Icahn’s strong support of the “universal” proxy card, a major initiative that activists feared would die in a Trump administration, may help it survive its current SEC review. In a contested shareholder vote on board membership, universal proxy cards allow investors to pick and choose among all nominees, rather than just being able to vote for an entire slate.
But Icahn has thrown cold water on other governance proposals and has yet to voice an opinion on another key initiative: the SEC’s adoption of a rule requiring public companies to disclose the ratio of the compensation of their CEOs to the median employee compensation.
“The question I have is, Which Carl Icahn do we see in this role? Icahn the activist, or Icahn the businessman, advocating for the business community?” said Keith Gottfried, a Washington D.C.-based partner at law firm Morgan Lewis, who specializes in activist defense. “We will probably see more of the latter.”
Icahn’s support of universal proxy cards pits him against the U.S. Chamber of Commerce, a powerful business lobbying arm, and Republican SEC commissioner Michael Piwowar, who believes the rule favors shareholder activists at the expense of other investors.
SEC Chair Mary Jo White outlined the rules in October, but she has said she will leave her post at the end of the Obama administration. With the SEC accepting comments through Jan. 9, that leaves only a small window for her to act before Trump takes office on Jan. 20, a prospect most see as slim.
“With Icahn playing a role in selecting commissioners, it’s very possible universal proxy cards will remain on the agenda,” said Bruce Goldfarb, CEO of Okapi Partners, a proxy advisory firm that represents activists and companies.
Icahn may also have influence over the pay ratio rule, which was adopted by securities regulators in 2015 and set to begin next year.

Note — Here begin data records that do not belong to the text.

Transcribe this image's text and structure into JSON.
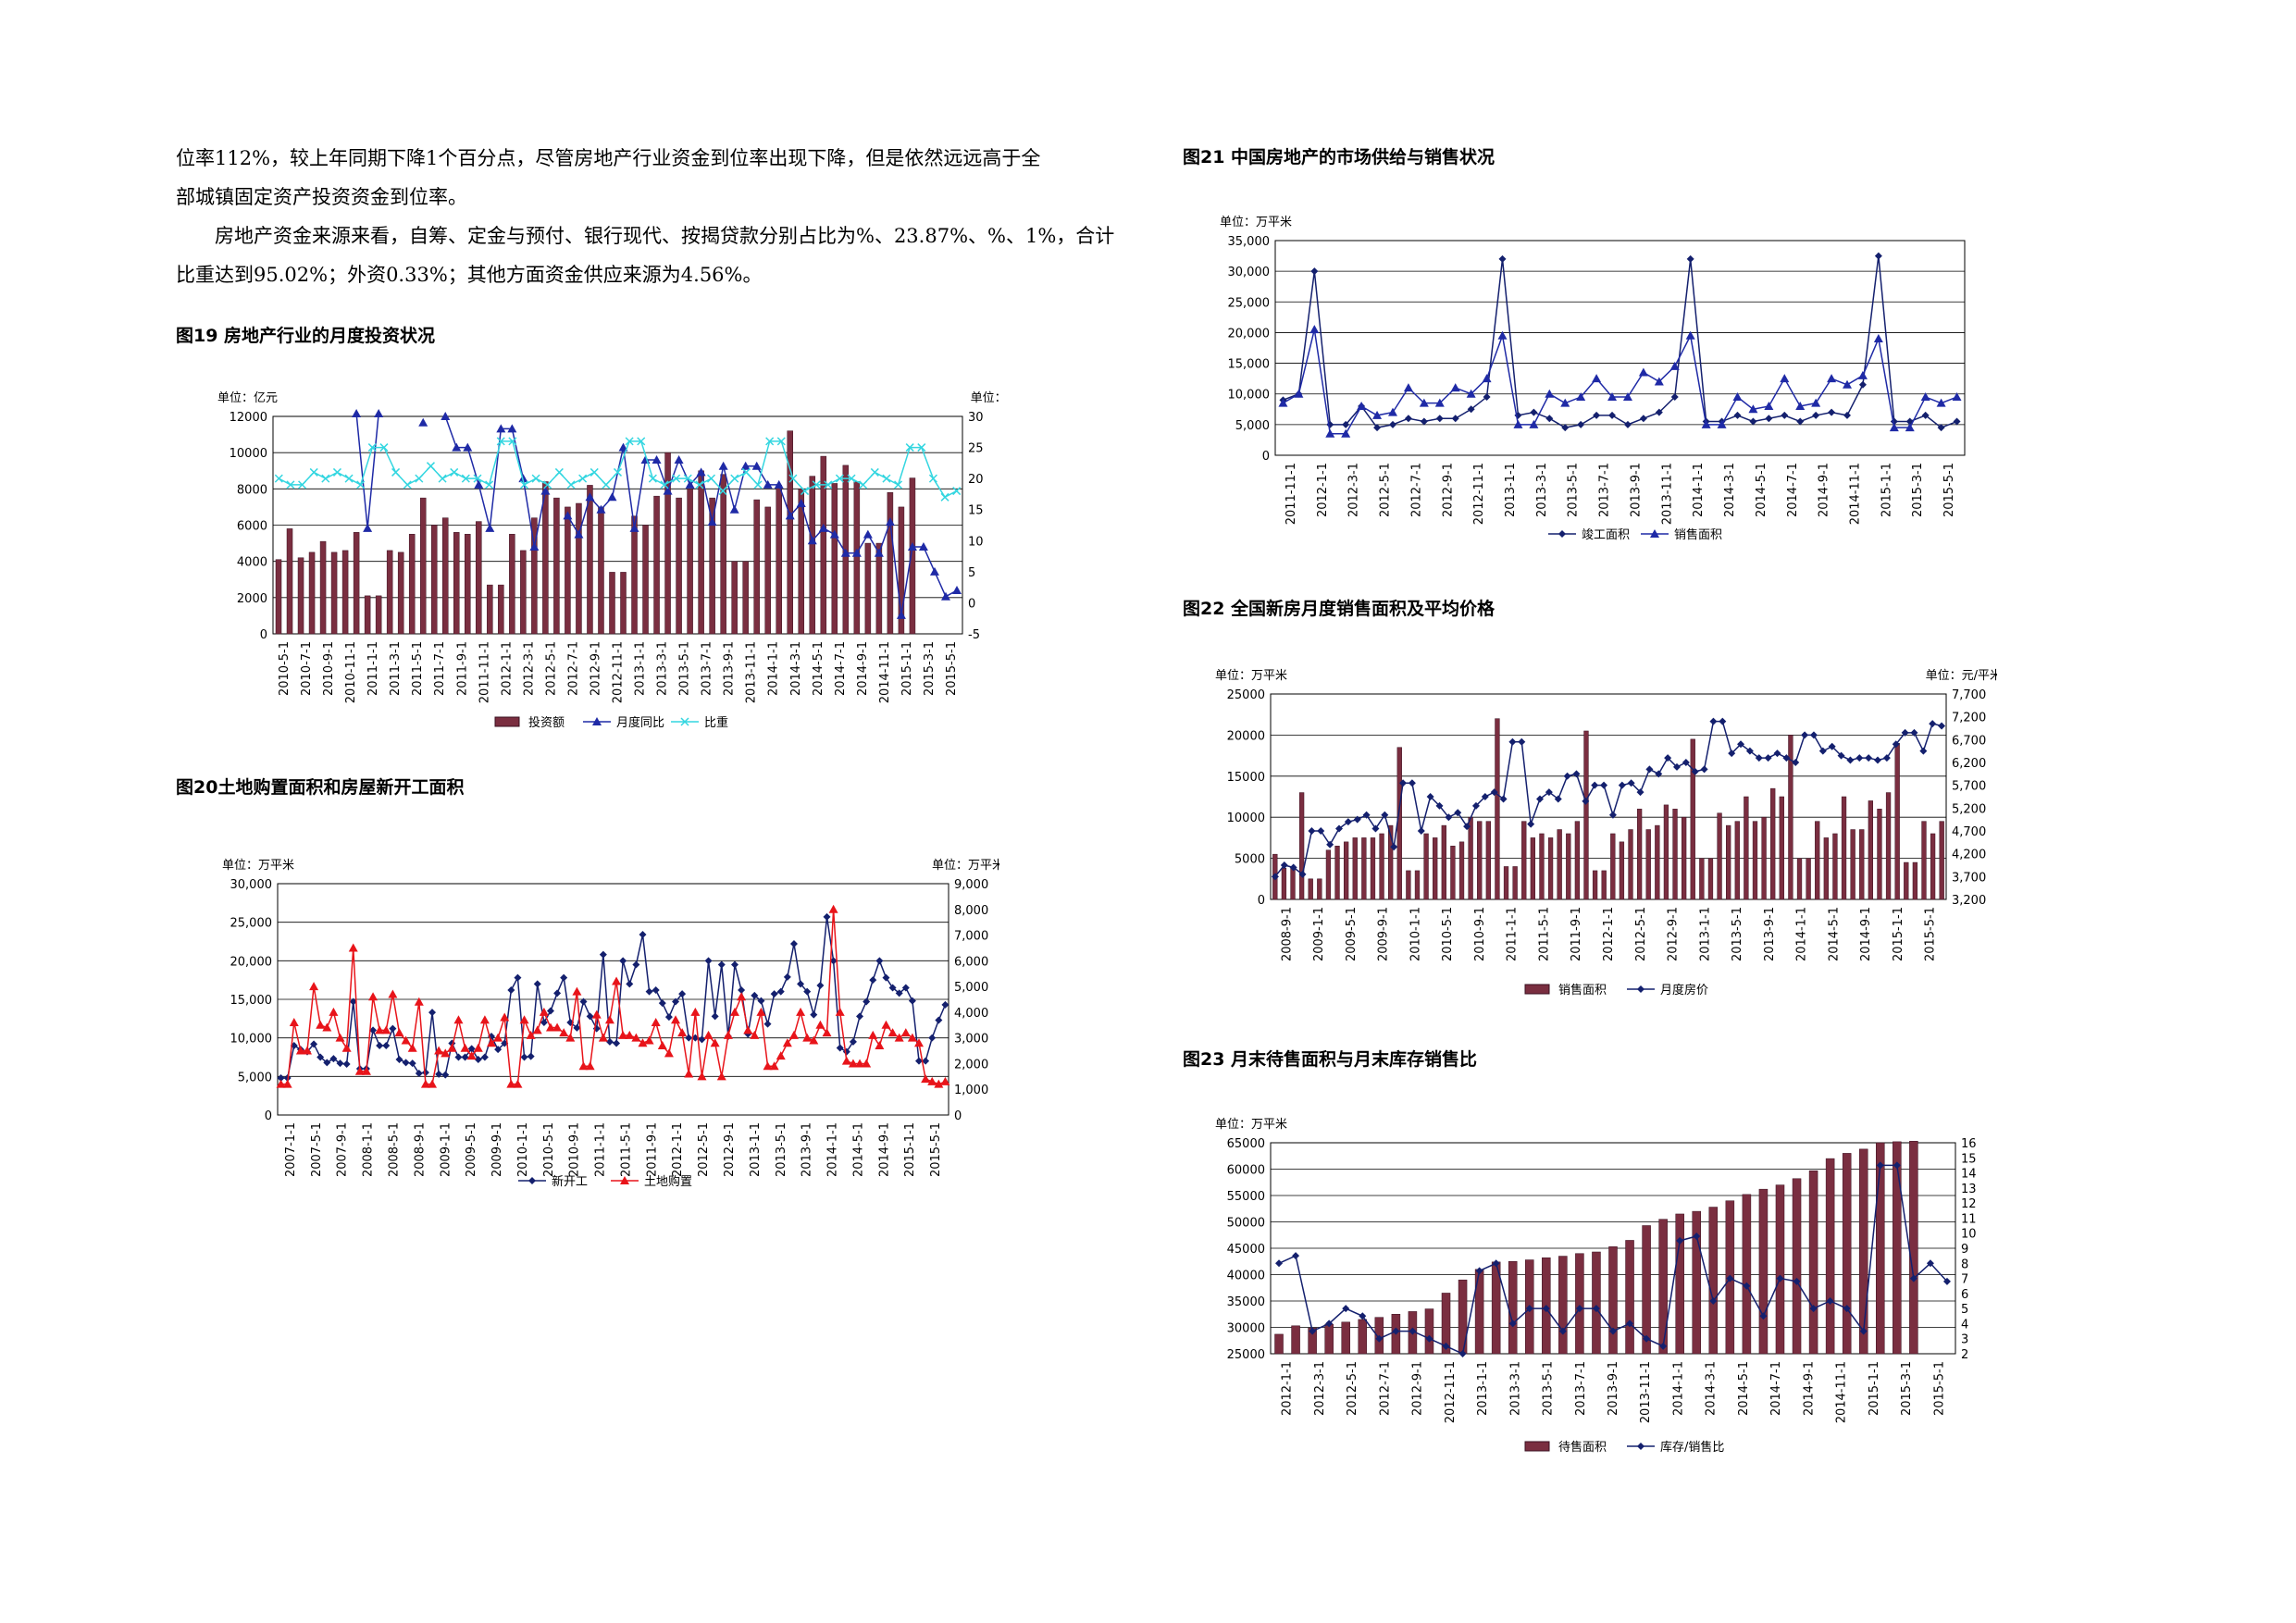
{
  "text": {
    "line1": "位率112%，较上年同期下降1个百分点，尽管房地产行业资金到位率出现下降，但是依然远远高于全",
    "line2": "部城镇固定资产投资资金到位率。",
    "para2": "房地产资金来源来看，自筹、定金与预付、银行现代、按揭贷款分别占比为%、23.87%、%、1%，合计比重达到95.02%；外资0.33%；其他方面资金供应来源为4.56%。"
  },
  "colors": {
    "bar": "#7a2e40",
    "blue": "#1f2aa6",
    "navy": "#14206e",
    "cyan": "#33d6e0",
    "red": "#e8141a"
  },
  "fig19": {
    "title": "图19 房地产行业的月度投资状况",
    "unit_left": "单位：亿元",
    "unit_right": "单位：%",
    "chart_data": {
      "type": "bar",
      "xlabels": [
        "2010-5-1",
        "2010-7-1",
        "2010-9-1",
        "2010-11-1",
        "2011-1-1",
        "2011-3-1",
        "2011-5-1",
        "2011-7-1",
        "2011-9-1",
        "2011-11-1",
        "2012-1-1",
        "2012-3-1",
        "2012-5-1",
        "2012-7-1",
        "2012-9-1",
        "2012-11-1",
        "2013-1-1",
        "2013-3-1",
        "2013-5-1",
        "2013-7-1",
        "2013-9-1",
        "2013-11-1",
        "2014-1-1",
        "2014-3-1",
        "2014-5-1",
        "2014-7-1",
        "2014-9-1",
        "2014-11-1",
        "2015-1-1",
        "2015-3-1",
        "2015-5-1"
      ],
      "y_left": {
        "min": 0,
        "max": 12000,
        "ticks": [
          "0",
          "2000",
          "4000",
          "6000",
          "8000",
          "10000",
          "12000"
        ]
      },
      "y_right": {
        "min": -5,
        "max": 30,
        "ticks": [
          "-5",
          "0",
          "5",
          "10",
          "15",
          "20",
          "25",
          "30"
        ]
      },
      "series": [
        {
          "name": "投资额",
          "kind": "bar",
          "axis": "left",
          "values": [
            4100,
            5800,
            4200,
            4500,
            5100,
            4500,
            4600,
            5600,
            2100,
            2100,
            4600,
            4500,
            5500,
            7500,
            6000,
            6400,
            5600,
            5500,
            6200,
            2700,
            2700,
            5500,
            4600,
            6400,
            8400,
            7500,
            7000,
            7200,
            8200,
            7000,
            3400,
            3400,
            6500,
            6000,
            7600,
            10000,
            7500,
            8000,
            9000,
            7500,
            8800,
            4000,
            4000,
            7400,
            7000,
            8200,
            11200,
            8000,
            8700,
            9800,
            8300,
            9300,
            8400,
            5000,
            5000,
            7800,
            7000,
            8600
          ]
        },
        {
          "name": "月度同比",
          "kind": "line",
          "axis": "right",
          "values": [
            null,
            null,
            null,
            null,
            null,
            null,
            null,
            35,
            12,
            35,
            null,
            null,
            null,
            29,
            null,
            30,
            25,
            25,
            19,
            12,
            28,
            28,
            20,
            9,
            18,
            null,
            14,
            11,
            17,
            15,
            17,
            25,
            12,
            23,
            23,
            18,
            23,
            19,
            21,
            13,
            22,
            15,
            22,
            22,
            19,
            19,
            14,
            16,
            10,
            12,
            11,
            8,
            8,
            11,
            8,
            13,
            -2,
            9,
            9,
            5,
            1,
            2
          ]
        },
        {
          "name": "比重",
          "kind": "line",
          "axis": "right",
          "values": [
            20,
            19,
            19,
            21,
            20,
            21,
            20,
            19,
            25,
            25,
            21,
            19,
            20,
            22,
            20,
            21,
            20,
            20,
            19,
            26,
            26,
            19,
            20,
            19,
            21,
            19,
            20,
            21,
            19,
            21,
            26,
            26,
            20,
            19,
            20,
            20,
            19,
            20,
            18,
            20,
            21,
            19,
            26,
            26,
            20,
            18,
            19,
            19,
            20,
            20,
            19,
            21,
            20,
            19,
            25,
            25,
            20,
            17,
            18
          ]
        }
      ]
    }
  },
  "fig20": {
    "title": "图20土地购置面积和房屋新开工面积",
    "unit_left": "单位：万平米",
    "unit_right": "单位：万平米",
    "chart_data": {
      "type": "line",
      "xlabels": [
        "2007-1-1",
        "2007-5-1",
        "2007-9-1",
        "2008-1-1",
        "2008-5-1",
        "2008-9-1",
        "2009-1-1",
        "2009-5-1",
        "2009-9-1",
        "2010-1-1",
        "2010-5-1",
        "2010-9-1",
        "2011-1-1",
        "2011-5-1",
        "2011-9-1",
        "2012-1-1",
        "2012-5-1",
        "2012-9-1",
        "2013-1-1",
        "2013-5-1",
        "2013-9-1",
        "2014-1-1",
        "2014-5-1",
        "2014-9-1",
        "2015-1-1",
        "2015-5-1"
      ],
      "y_left": {
        "min": 0,
        "max": 30000,
        "ticks": [
          "0",
          "5,000",
          "10,000",
          "15,000",
          "20,000",
          "25,000",
          "30,000"
        ]
      },
      "y_right": {
        "min": 0,
        "max": 9000,
        "ticks": [
          "0",
          "1,000",
          "2,000",
          "3,000",
          "4,000",
          "5,000",
          "6,000",
          "7,000",
          "8,000",
          "9,000"
        ]
      },
      "series": [
        {
          "name": "新开工",
          "axis": "left",
          "values": [
            4800,
            4800,
            9000,
            8500,
            8200,
            9200,
            7500,
            6800,
            7300,
            6700,
            6600,
            14700,
            6000,
            6000,
            11000,
            9000,
            9000,
            11200,
            7200,
            6800,
            6700,
            5400,
            5500,
            13300,
            5300,
            5200,
            9300,
            7500,
            7500,
            8600,
            7200,
            7500,
            10200,
            8500,
            9300,
            16200,
            17800,
            7500,
            7600,
            17000,
            12000,
            13500,
            15800,
            17800,
            12000,
            11300,
            14700,
            12800,
            11200,
            20800,
            9500,
            9300,
            20000,
            17000,
            19500,
            23400,
            16000,
            16200,
            14500,
            12700,
            14700,
            15700,
            10000,
            10000,
            9800,
            20000,
            12800,
            19500,
            10200,
            19500,
            16200,
            10500,
            15500,
            14800,
            11800,
            15700,
            16000,
            17900,
            22200,
            17000,
            16000,
            13000,
            16800,
            25700,
            20000,
            8700,
            8200,
            9500,
            12800,
            14700,
            17500,
            20000,
            17800,
            16500,
            15800,
            16500,
            14800,
            7000,
            7000,
            10000,
            12300,
            14300
          ]
        },
        {
          "name": "土地购置",
          "axis": "right",
          "values": [
            1200,
            1200,
            3600,
            2500,
            2500,
            5000,
            3500,
            3400,
            4000,
            3000,
            2600,
            6500,
            1700,
            1700,
            4600,
            3300,
            3300,
            4700,
            3200,
            2900,
            2600,
            4400,
            1200,
            1200,
            2500,
            2400,
            2600,
            3700,
            2600,
            2300,
            2600,
            3700,
            2800,
            3000,
            3800,
            1200,
            1200,
            3700,
            3100,
            3300,
            4000,
            3400,
            3400,
            3200,
            3000,
            4800,
            1900,
            1900,
            3900,
            3000,
            3700,
            5200,
            3100,
            3100,
            3000,
            2800,
            2900,
            3600,
            2700,
            2400,
            3700,
            3200,
            1600,
            4000,
            1500,
            3100,
            2800,
            1500,
            3100,
            4000,
            4600,
            3300,
            3100,
            4000,
            1900,
            1900,
            2300,
            2800,
            3100,
            4000,
            3000,
            2900,
            3500,
            3200,
            8000,
            4000,
            2100,
            2000,
            2000,
            2000,
            3100,
            2700,
            3500,
            3200,
            3000,
            3200,
            3000,
            2800,
            1400,
            1300,
            1200,
            1300
          ]
        }
      ]
    }
  },
  "fig21": {
    "title": "图21 中国房地产的市场供给与销售状况",
    "unit_left": "单位：万平米",
    "chart_data": {
      "type": "line",
      "xlabels": [
        "2011-11-1",
        "2012-1-1",
        "2012-3-1",
        "2012-5-1",
        "2012-7-1",
        "2012-9-1",
        "2012-11-1",
        "2013-1-1",
        "2013-3-1",
        "2013-5-1",
        "2013-7-1",
        "2013-9-1",
        "2013-11-1",
        "2014-1-1",
        "2014-3-1",
        "2014-5-1",
        "2014-7-1",
        "2014-9-1",
        "2014-11-1",
        "2015-1-1",
        "2015-3-1",
        "2015-5-1"
      ],
      "y_left": {
        "min": 0,
        "max": 35000,
        "ticks": [
          "0",
          "5,000",
          "10,000",
          "15,000",
          "20,000",
          "25,000",
          "30,000",
          "35,000"
        ]
      },
      "series": [
        {
          "name": "竣工面积",
          "values": [
            9000,
            10000,
            30000,
            5000,
            5000,
            8000,
            4500,
            5000,
            6000,
            5500,
            6000,
            6000,
            7500,
            9500,
            32000,
            6500,
            7000,
            6000,
            4500,
            5000,
            6500,
            6500,
            5000,
            6000,
            7000,
            9500,
            32000,
            5500,
            5500,
            6500,
            5500,
            6000,
            6500,
            5500,
            6500,
            7000,
            6500,
            11500,
            32500,
            5500,
            5500,
            6500,
            4500,
            5500
          ]
        },
        {
          "name": "销售面积",
          "values": [
            8500,
            10000,
            20500,
            3500,
            3500,
            8000,
            6500,
            7000,
            11000,
            8500,
            8500,
            11000,
            10000,
            12500,
            19500,
            5000,
            5000,
            10000,
            8500,
            9500,
            12500,
            9500,
            9500,
            13500,
            12000,
            14500,
            19500,
            5000,
            5000,
            9500,
            7500,
            8000,
            12500,
            8000,
            8500,
            12500,
            11500,
            13000,
            19000,
            4500,
            4500,
            9500,
            8500,
            9500
          ]
        }
      ]
    }
  },
  "fig22": {
    "title": "图22 全国新房月度销售面积及平均价格",
    "unit_left": "单位：万平米",
    "unit_right": "单位：元/平米",
    "chart_data": {
      "type": "bar",
      "xlabels": [
        "2008-9-1",
        "2009-1-1",
        "2009-5-1",
        "2009-9-1",
        "2010-1-1",
        "2010-5-1",
        "2010-9-1",
        "2011-1-1",
        "2011-5-1",
        "2011-9-1",
        "2012-1-1",
        "2012-5-1",
        "2012-9-1",
        "2013-1-1",
        "2013-5-1",
        "2013-9-1",
        "2014-1-1",
        "2014-5-1",
        "2014-9-1",
        "2015-1-1",
        "2015-5-1"
      ],
      "y_left": {
        "min": 0,
        "max": 25000,
        "ticks": [
          "0",
          "5000",
          "10000",
          "15000",
          "20000",
          "25000"
        ]
      },
      "y_right": {
        "min": 3200,
        "max": 7700,
        "ticks": [
          "3,200",
          "3,700",
          "4,200",
          "4,700",
          "5,200",
          "5,700",
          "6,200",
          "6,700",
          "7,200",
          "7,700"
        ]
      },
      "series": [
        {
          "name": "销售面积",
          "kind": "bar",
          "axis": "left",
          "values": [
            5500,
            3800,
            3800,
            13000,
            2500,
            2500,
            6000,
            6500,
            7000,
            7500,
            7500,
            7500,
            8000,
            9000,
            18500,
            3500,
            3500,
            8000,
            7500,
            9000,
            6500,
            7000,
            10000,
            9500,
            9500,
            22000,
            4000,
            4000,
            9500,
            7500,
            8000,
            7500,
            8500,
            8000,
            9500,
            20500,
            3500,
            3500,
            8000,
            7000,
            8500,
            11000,
            8500,
            9000,
            11500,
            11000,
            10000,
            19500,
            5000,
            5000,
            10500,
            9000,
            9500,
            12500,
            9500,
            10000,
            13500,
            12500,
            20000,
            5000,
            5000,
            9500,
            7500,
            8000,
            12500,
            8500,
            8500,
            12000,
            11000,
            13000,
            19000,
            4500,
            4500,
            9500,
            8000,
            9500
          ]
        },
        {
          "name": "月度房价",
          "kind": "line",
          "axis": "right",
          "values": [
            3700,
            3950,
            3900,
            3750,
            4700,
            4700,
            4400,
            4750,
            4900,
            4950,
            5050,
            4750,
            5050,
            4350,
            5750,
            5750,
            4700,
            5450,
            5250,
            5000,
            5100,
            4800,
            5250,
            5450,
            5550,
            5400,
            6650,
            6650,
            4850,
            5400,
            5550,
            5400,
            5900,
            5950,
            5350,
            5700,
            5700,
            5050,
            5700,
            5750,
            5550,
            6050,
            5950,
            6300,
            6100,
            6200,
            6000,
            6050,
            7100,
            7100,
            6400,
            6600,
            6450,
            6300,
            6300,
            6400,
            6300,
            6200,
            6800,
            6800,
            6450,
            6550,
            6350,
            6250,
            6300,
            6300,
            6250,
            6300,
            6600,
            6850,
            6850,
            6450,
            7050,
            7000
          ]
        }
      ]
    }
  },
  "fig23": {
    "title": "图23 月末待售面积与月末库存销售比",
    "unit_left": "单位：万平米",
    "chart_data": {
      "type": "bar",
      "xlabels": [
        "2012-1-1",
        "2012-3-1",
        "2012-5-1",
        "2012-7-1",
        "2012-9-1",
        "2012-11-1",
        "2013-1-1",
        "2013-3-1",
        "2013-5-1",
        "2013-7-1",
        "2013-9-1",
        "2013-11-1",
        "2014-1-1",
        "2014-3-1",
        "2014-5-1",
        "2014-7-1",
        "2014-9-1",
        "2014-11-1",
        "2015-1-1",
        "2015-3-1",
        "2015-5-1"
      ],
      "y_left": {
        "min": 25000,
        "max": 65000,
        "ticks": [
          "25000",
          "30000",
          "35000",
          "40000",
          "45000",
          "50000",
          "55000",
          "60000",
          "65000"
        ]
      },
      "y_right": {
        "min": 2,
        "max": 16,
        "ticks": [
          "2",
          "3",
          "4",
          "5",
          "6",
          "7",
          "8",
          "9",
          "10",
          "11",
          "12",
          "13",
          "14",
          "15",
          "16"
        ]
      },
      "series": [
        {
          "name": "待售面积",
          "kind": "bar",
          "axis": "left",
          "values": [
            28700,
            30300,
            29900,
            30600,
            31000,
            31500,
            31900,
            32500,
            33000,
            33500,
            36500,
            39000,
            41000,
            42400,
            42500,
            42800,
            43200,
            43500,
            44000,
            44300,
            45300,
            46500,
            49300,
            50500,
            51500,
            52000,
            52800,
            54000,
            55200,
            56200,
            57000,
            58200,
            59700,
            62000,
            63000,
            63800,
            65000,
            65200,
            65300
          ]
        },
        {
          "name": "库存/销售比",
          "kind": "line",
          "axis": "right",
          "values": [
            8,
            8.5,
            3.5,
            4,
            5,
            4.5,
            3,
            3.5,
            3.5,
            3,
            2.5,
            2,
            7.5,
            8,
            4,
            5,
            5,
            3.5,
            5,
            5,
            3.5,
            4,
            3,
            2.5,
            9.5,
            9.8,
            5.5,
            7,
            6.5,
            4.5,
            7,
            6.8,
            5,
            5.5,
            5,
            3.5,
            14.5,
            14.5,
            7,
            8,
            6.8
          ]
        }
      ]
    }
  }
}
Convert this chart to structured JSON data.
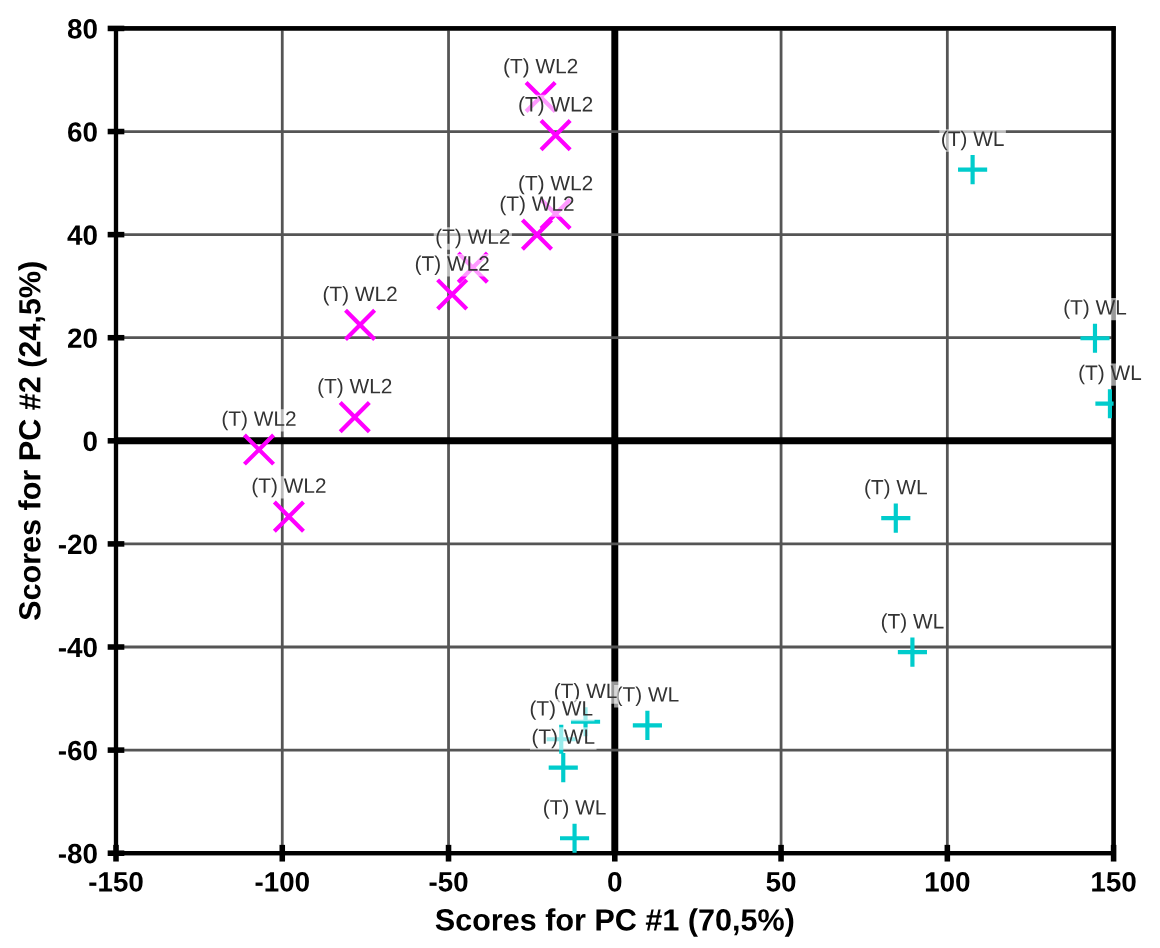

Republicans and the Chamber of Commerce have fought the rule, which is seen as being too favorable to shareholder activists who focus on keeping executive pay in check. Icahn has not indicated his view.
Activist Agenda
Shareholder activists have launched 670 campaigns against U.S. companies since 2015 and have placed 213 directors on boards of companies with a market value of $500 million or more, data from Lazard show.
Icahn, known for inviting CEOs he’s targeting to his home and offering them a martini, has placed nine directors on boards this year alone.
Icahn’s new role is “probably going to be mildly bad news” for most CEOs, said Michael Levin, an activist investor and director on the board of Comarco Inc.
Levin said he does not expect Icahn to have much interest in changes related to social or environmental activism by shareholders.
Once seen as a sideshow, the proposals have often drawn traction since the financial crisis. Measures calling on companies to report on sustainability averaged around 30 percent support from shareholders this year for instance, according to the Sustainable Investments Institute.
But critics have pushed back at the ballot questions, often seeing them as nonbinding distractions or unrelated to core business issues and best left for managers to decide.
Paul Atkins, a transition adviser and a former SEC commissioner who is one of two leading choices to head the SEC, which regulates how questions can be put on company ballots, has been a steady critic of the trend. In a 2008 speech he referred to “the abusive use of the shareholder proposal process by some institutional investors.”
Another SEC front runner, Debra Wong Yang, is a partner at law firm Gibson, Dunn & Crutcher, which is frequently tapped by companies to fend off unwanted shareholder proposals.
Although Icahn himself has filed shareholder proposals, such as one calling for Apple Inc. to up its stock buybacks, he has voiced skepticism of smaller-scale proposals aiming for what he regards as minor governance changes, which he said in a 2013 interview, do not “move the needle much.”